Government Intervenes in Suit Against Energy & Process Corporation Alleging Use of Defective Steel Rebar and Quality Control Failures in Nuclear Waste Treatment Facility
The government has intervened in a False Claims Act lawsuit against Energy & Process Corporation (E&P), of Tucker, Georgia, alleging that E&P knowingly failed to perform required quality assurance procedures and supplied defective steel reinforcing bars (rebar) in connection with a contract to construct a Department of Energy (DOE) nuclear waste treatment facility, the Justice Department announced today.

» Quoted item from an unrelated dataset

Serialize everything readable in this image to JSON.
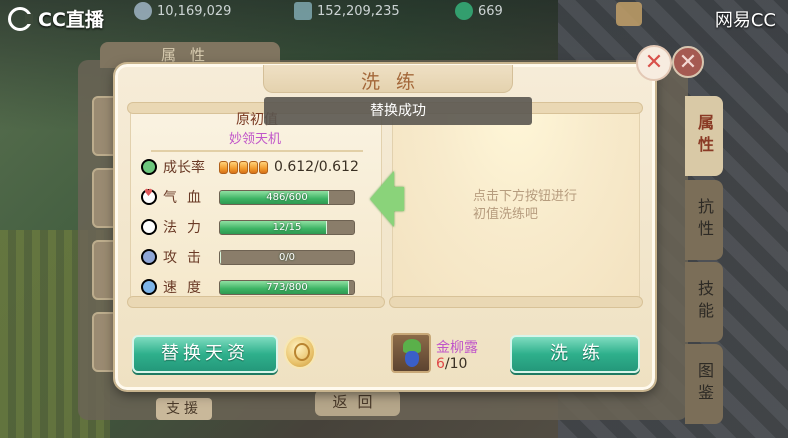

“The Department of Justice is committed to ensuring that construction suppliers who are paid a premium to meet high safety standards actually supply the goods and perform the work for which they are paid,” said Principal Deputy Assistant Attorney General Benjamin C. Mizer, head of the Justice Department’s Civil Division. “When contractors cut corners, they not only cheat American taxpayers, but they also can put public safety at risk, particularly when their misconduct affects a facility that houses and processes nuclear materials.”

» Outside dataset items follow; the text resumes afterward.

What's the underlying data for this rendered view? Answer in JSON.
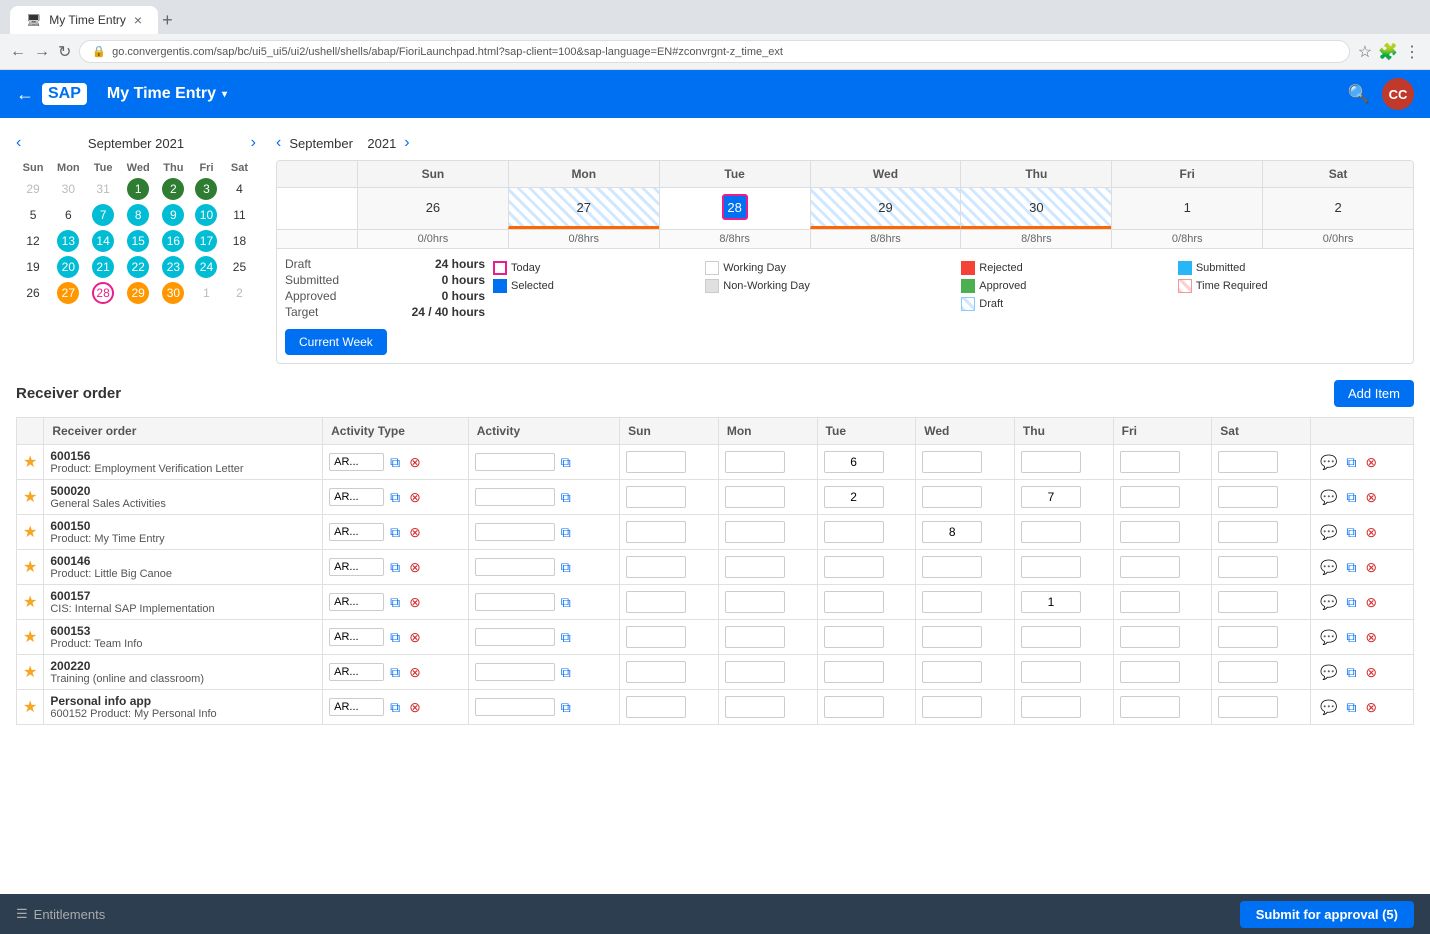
{
  "browser": {
    "tab_title": "My Time Entry",
    "url": "go.convergentis.com/sap/bc/ui5_ui5/ui2/ushell/shells/abap/FioriLaunchpad.html?sap-client=100&sap-language=EN#zconvrgnt-z_time_ext",
    "new_tab_label": "+",
    "back_label": "←",
    "forward_label": "→",
    "refresh_label": "↻"
  },
  "header": {
    "logo_text": "SAP",
    "back_label": "←",
    "title": "My Time Entry",
    "dropdown_arrow": "▾",
    "search_label": "🔍",
    "user_initials": "CC"
  },
  "mini_calendar": {
    "nav_prev": "‹",
    "nav_next": "›",
    "month": "September",
    "year": "2021",
    "day_headers": [
      "Sun",
      "Mon",
      "Tue",
      "Wed",
      "Thu",
      "Fri",
      "Sat"
    ],
    "weeks": [
      [
        {
          "d": "29",
          "style": "muted"
        },
        {
          "d": "30",
          "style": "muted"
        },
        {
          "d": "31",
          "style": "muted"
        },
        {
          "d": "1",
          "style": "green"
        },
        {
          "d": "2",
          "style": "green"
        },
        {
          "d": "3",
          "style": "green"
        },
        {
          "d": "4",
          "style": ""
        }
      ],
      [
        {
          "d": "5",
          "style": ""
        },
        {
          "d": "6",
          "style": ""
        },
        {
          "d": "7",
          "style": "teal"
        },
        {
          "d": "8",
          "style": "teal"
        },
        {
          "d": "9",
          "style": "teal"
        },
        {
          "d": "10",
          "style": "teal"
        },
        {
          "d": "11",
          "style": ""
        }
      ],
      [
        {
          "d": "12",
          "style": ""
        },
        {
          "d": "13",
          "style": "teal"
        },
        {
          "d": "14",
          "style": "teal"
        },
        {
          "d": "15",
          "style": "teal"
        },
        {
          "d": "16",
          "style": "teal"
        },
        {
          "d": "17",
          "style": "teal"
        },
        {
          "d": "18",
          "style": ""
        }
      ],
      [
        {
          "d": "19",
          "style": ""
        },
        {
          "d": "20",
          "style": "teal"
        },
        {
          "d": "21",
          "style": "teal"
        },
        {
          "d": "22",
          "style": "teal"
        },
        {
          "d": "23",
          "style": "teal"
        },
        {
          "d": "24",
          "style": "teal"
        },
        {
          "d": "25",
          "style": ""
        }
      ],
      [
        {
          "d": "26",
          "style": ""
        },
        {
          "d": "27",
          "style": "orange"
        },
        {
          "d": "28",
          "style": "today"
        },
        {
          "d": "29",
          "style": "orange"
        },
        {
          "d": "30",
          "style": "orange"
        },
        {
          "d": "1",
          "style": "muted"
        },
        {
          "d": "2",
          "style": "muted"
        }
      ]
    ]
  },
  "week_calendar": {
    "nav_prev": "‹",
    "nav_next": "›",
    "month": "September",
    "year": "2021",
    "day_columns": [
      "",
      "Sun",
      "Mon",
      "Tue",
      "Wed",
      "Thu",
      "Fri",
      "Sat"
    ],
    "dates": [
      "",
      "26",
      "27",
      "28",
      "29",
      "30",
      "1",
      "2"
    ],
    "hours_row": [
      "",
      "0/0hrs",
      "0/8hrs",
      "8/8hrs",
      "8/8hrs",
      "8/8hrs",
      "0/8hrs",
      "0/0hrs"
    ],
    "stats": {
      "draft_label": "Draft",
      "draft_value": "24 hours",
      "submitted_label": "Submitted",
      "submitted_value": "0 hours",
      "approved_label": "Approved",
      "approved_value": "0 hours",
      "target_label": "Target",
      "target_value": "24 / 40 hours"
    },
    "legend": [
      {
        "label": "Today",
        "style": "today"
      },
      {
        "label": "Working Day",
        "style": "working"
      },
      {
        "label": "Rejected",
        "style": "rejected"
      },
      {
        "label": "Submitted",
        "style": "submitted"
      },
      {
        "label": "Selected",
        "style": "selected"
      },
      {
        "label": "Non-Working Day",
        "style": "nonworking"
      },
      {
        "label": "Approved",
        "style": "approved"
      },
      {
        "label": "Time Required",
        "style": "timerequired"
      },
      {
        "label": "",
        "style": ""
      },
      {
        "label": "",
        "style": ""
      },
      {
        "label": "",
        "style": "draft"
      },
      {
        "label": "Draft",
        "style": "draft"
      }
    ],
    "current_week_btn": "Current Week"
  },
  "receiver_section": {
    "title": "Receiver order",
    "add_item_btn": "Add Item"
  },
  "table": {
    "headers": [
      "",
      "Receiver order",
      "Activity Type",
      "Activity",
      "Sun",
      "Mon",
      "Tue",
      "Wed",
      "Thu",
      "Fri",
      "Sat",
      ""
    ],
    "rows": [
      {
        "star": "★",
        "num": "600156",
        "desc": "Product: Employment Verification Letter",
        "activity_type": "AR...",
        "activity": "",
        "sun": "",
        "mon": "",
        "tue": "6",
        "wed": "",
        "thu": "",
        "fri": "",
        "sat": ""
      },
      {
        "star": "★",
        "num": "500020",
        "desc": "General Sales Activities",
        "activity_type": "AR...",
        "activity": "",
        "sun": "",
        "mon": "",
        "tue": "2",
        "wed": "",
        "thu": "7",
        "fri": "",
        "sat": ""
      },
      {
        "star": "★",
        "num": "600150",
        "desc": "Product: My Time Entry",
        "activity_type": "AR...",
        "activity": "",
        "sun": "",
        "mon": "",
        "tue": "",
        "wed": "8",
        "thu": "",
        "fri": "",
        "sat": ""
      },
      {
        "star": "★",
        "num": "600146",
        "desc": "Product: Little Big Canoe",
        "activity_type": "AR...",
        "activity": "",
        "sun": "",
        "mon": "",
        "tue": "",
        "wed": "",
        "thu": "",
        "fri": "",
        "sat": ""
      },
      {
        "star": "★",
        "num": "600157",
        "desc": "CIS: Internal SAP Implementation",
        "activity_type": "AR...",
        "activity": "",
        "sun": "",
        "mon": "",
        "tue": "",
        "wed": "",
        "thu": "1",
        "fri": "",
        "sat": ""
      },
      {
        "star": "★",
        "num": "600153",
        "desc": "Product: Team Info",
        "activity_type": "AR...",
        "activity": "",
        "sun": "",
        "mon": "",
        "tue": "",
        "wed": "",
        "thu": "",
        "fri": "",
        "sat": ""
      },
      {
        "star": "★",
        "num": "200220",
        "desc": "Training (online and classroom)",
        "activity_type": "AR...",
        "activity": "",
        "sun": "",
        "mon": "",
        "tue": "",
        "wed": "",
        "thu": "",
        "fri": "",
        "sat": ""
      },
      {
        "star": "★",
        "num": "Personal info app",
        "desc": "600152 Product: My Personal Info",
        "activity_type": "AR...",
        "activity": "",
        "sun": "",
        "mon": "",
        "tue": "",
        "wed": "",
        "thu": "",
        "fri": "",
        "sat": ""
      }
    ]
  },
  "bottom_bar": {
    "entitlements_icon": "☰",
    "entitlements_label": "Entitlements",
    "submit_btn": "Submit for approval (5)"
  }
}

The lawsuit alleges that although the DOE paid E&P a premium to supply rebar that met stringent regulatory standards for the Mixed Oxide Fuel Fabrication and Reactor Irradiation Services facility in the DOE’s Savannah River site near Aiken, South Carolina, E&P failed to perform most of the necessary quality assurance measures, while falsely certifying that those requirements had been met. The lawsuit further alleges that one-third of the rebar supplied by E&P and used in the construction was found to be defective.
“To ensure that the nuclear facility would be safe, the government paid E&P a sizable premium for exhaustive quality control procedures,” said U.S. Attorney John Horn of the Northern District of Georgia. “This lawsuit alleges that E&P intentionally failed to perform the quality control work, and then concealed its failing by providing false certifications to the government. In intervening in this lawsuit, the U.S. Attorney’s Office seeks to ensure that entities that defraud the government are identified and held responsible.”

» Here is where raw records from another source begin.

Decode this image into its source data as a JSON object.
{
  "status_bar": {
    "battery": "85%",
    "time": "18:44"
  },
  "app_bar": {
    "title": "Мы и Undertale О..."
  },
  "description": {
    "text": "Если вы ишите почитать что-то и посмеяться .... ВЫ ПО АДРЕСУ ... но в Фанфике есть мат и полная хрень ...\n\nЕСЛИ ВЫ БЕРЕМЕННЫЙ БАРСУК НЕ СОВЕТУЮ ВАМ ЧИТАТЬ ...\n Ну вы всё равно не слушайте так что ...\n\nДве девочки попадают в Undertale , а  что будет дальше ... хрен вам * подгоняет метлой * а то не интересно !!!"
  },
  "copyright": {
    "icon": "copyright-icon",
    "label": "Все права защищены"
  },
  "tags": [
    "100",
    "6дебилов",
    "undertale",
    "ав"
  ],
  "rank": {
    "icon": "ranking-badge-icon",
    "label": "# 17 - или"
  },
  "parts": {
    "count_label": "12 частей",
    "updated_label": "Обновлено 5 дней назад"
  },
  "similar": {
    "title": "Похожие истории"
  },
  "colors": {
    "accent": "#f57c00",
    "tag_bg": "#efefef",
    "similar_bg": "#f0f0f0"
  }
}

The lawsuit was filed by Deborah Cook, a former employee of the prime contractor building the DOE facility, under the qui tam, or whistleblower, provisions of the False Claims Act. Under the act, private citizens can bring suit on behalf of the government for false claims and share in any recovery. The act permits the government to intervene in such lawsuits, as it has done in this case. Defendants found liable under the act are subject to treble damages and penalties.
This matter was investigated by the Civil Division’s Commercial Litigation Branch, the U.S. Attorney’s Offices of the Northern District of Georgia and the District of South Carolina and the DOE’s Office of Inspector General.
The case is captioned United States ex rel. Cook v. Shaw Areva Mox Services, LLC, et al., Case No. 01:13-cv-4023 (N.D. Ga.).
The claims asserted against E&P are allegations only and there has been no determination of liability.